In his testimony, Adams was questioned for nearly five hours by Sir Max Hill KC, a former director of public prosecutions. Hill pressed Adams on his past public statements, his presence at IRA funerals, and his long-standing support for the republican cause. When asked, “It’s your business to defend many actions of the IRA, is that an accurate statement?” Adams replied, “I do not defend all the IRA actions, but my position is based on the broad principle that people have the right to resist occupation.” He went on to say, “I do not stand by everything that they did, but these were my neighbours. I’m glad that the IRA has left the stage, I’m glad that no-one else is being killed.
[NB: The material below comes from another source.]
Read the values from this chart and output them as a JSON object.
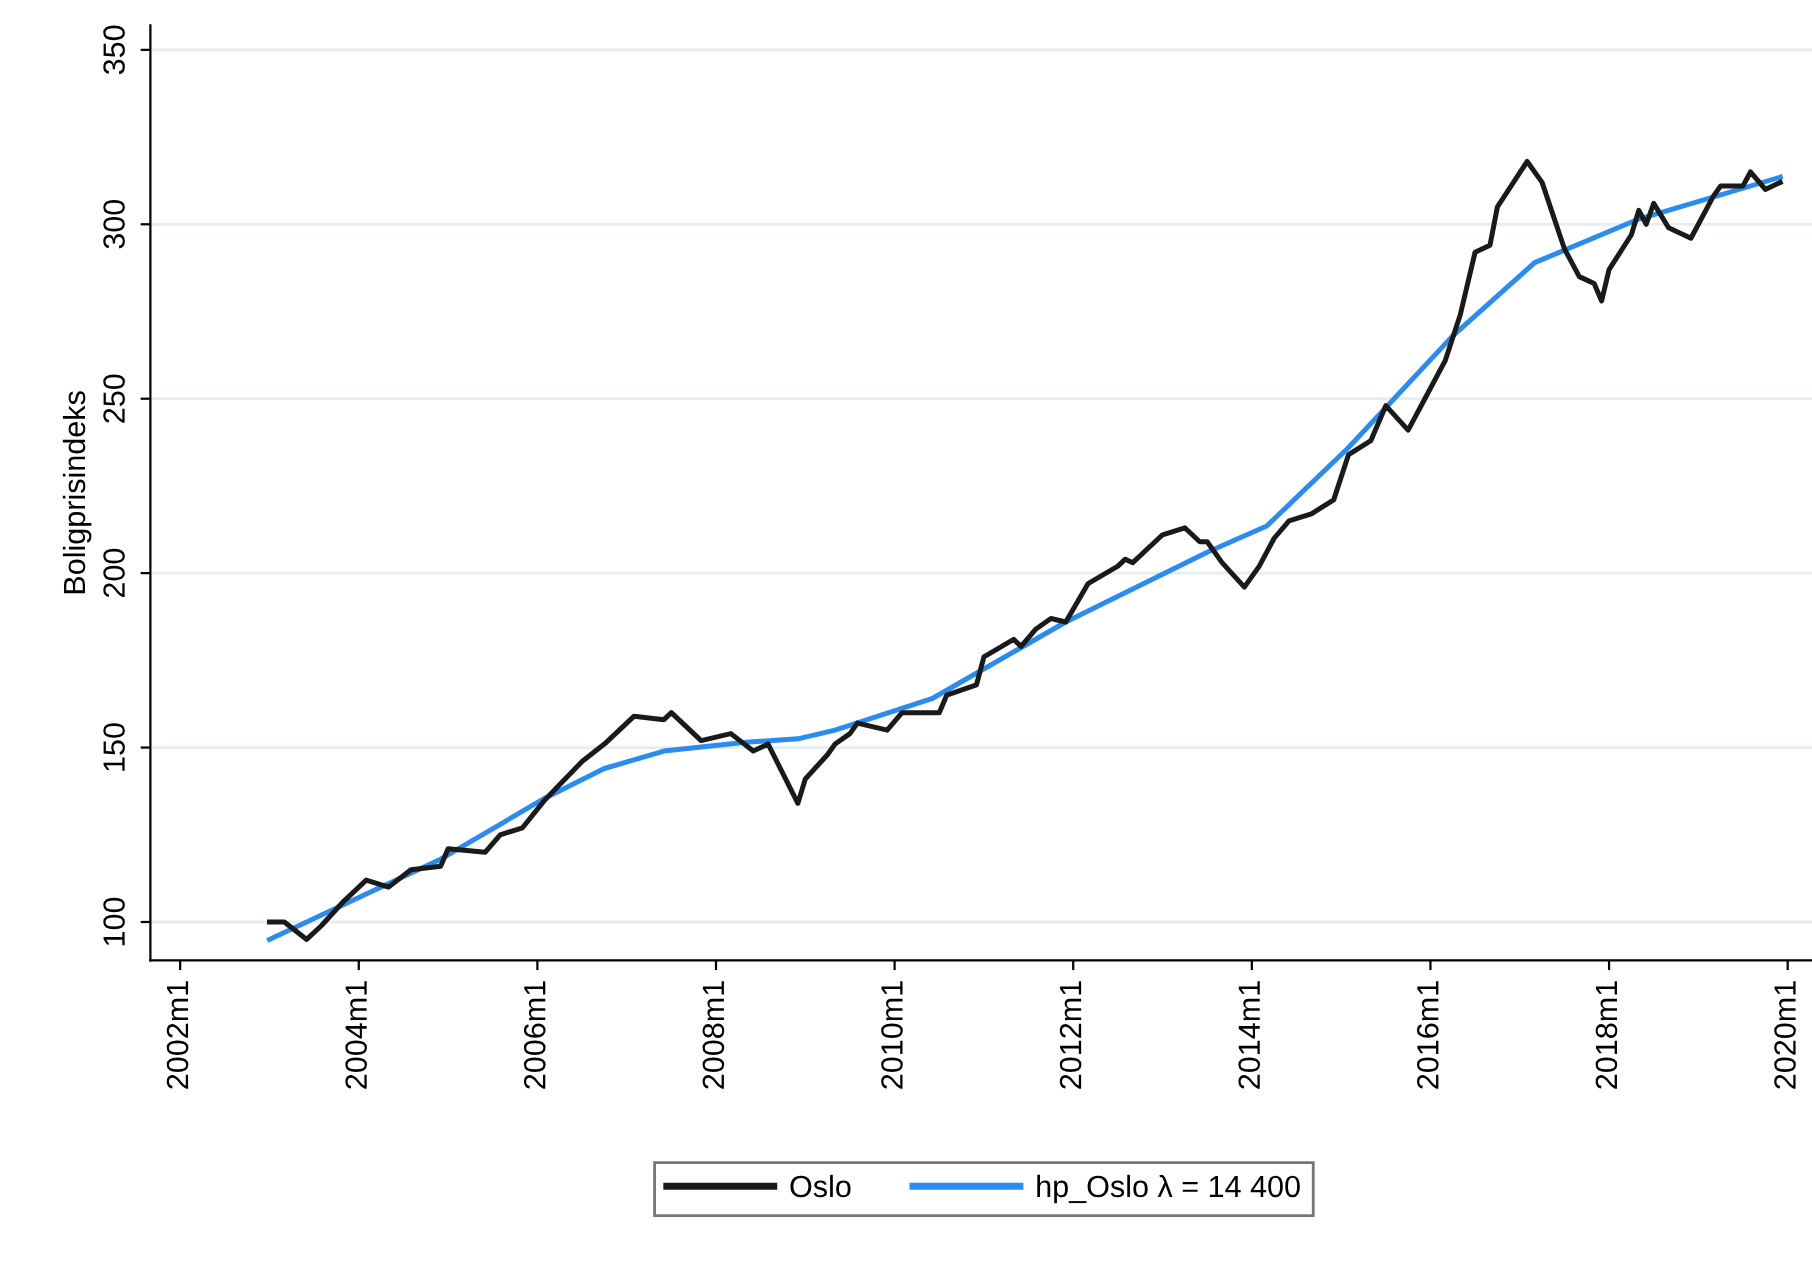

I am glad that there is a peace process but I do not distance myself from the IRA, while being very, very clear that there were dastardly things that were done that should never have been done.”
Hill also referenced a photograph of Adams at an IRA funeral wearing a black beret, suggesting this was evidence of membership. Adams countered, “I was part of a guard of honour, of which I was honoured to be a part. But there is no suggestion I was a member of the ANC [African National Congress],” drawing a parallel to his participation in Nelson Mandela’s funeral guard of honour. Hill further pressed on the 1972 talks between the UK government and an alleged IRA delegation, which included Adams. Citing the late Seán Mac Stíofáin’s assertion that the delegation comprised “exclusively” IRA members, Adams insisted Mac Stíofáin was “mistaken.”
Adams’ legal history is as complex as the conflict he helped to end. He was charged with IRA membership in 1978, but the case was dropped due to insufficient evidence. His only Troubles-era convictions—two attempts to escape prison while interned without trial in the 1970s—were quashed in 2020 by the UK Supreme Court. In 2025, Adams won a libel case in Dublin against the BBC over allegations he was involved in the killing of a British spy. He has previously faced questioning about his alleged IRA past at the Ballymurphy inquest in Belfast in 2019 and during the 2025 libel proceedings.
Adams’ political career is inextricably linked to the story of the Troubles and the peace process. As president of Sinn Féin, he became the best-known face of the movement seeking to end British rule in Northern Ireland. He played a key role in negotiating the 1998 Good Friday Agreement, which brought about power-sharing in Northern Ireland’s Assembly, allowed for dual citizenship, and set the stage for a potential future referendum on Irish unity. Adams served as a British MP from 1983 to 1992 and again from 1997 to 2011, though he and Sinn Féin famously boycotted their seats in protest of what they considered illegitimate British rule. He later served in the Northern Irish parliament at Stormont Castle before retiring from active politics in 2020.
The trial continues, with Adams expected to give further evidence. The case, while unlikely to resolve the enduring controversies of the Troubles, shines a spotlight once again on the unresolved pain, political complexities, and personal histories that still shape Northern Ireland’s present. As the courtroom drama unfolds, the question of personal accountability versus collective history remains as fraught—and as important—as ever.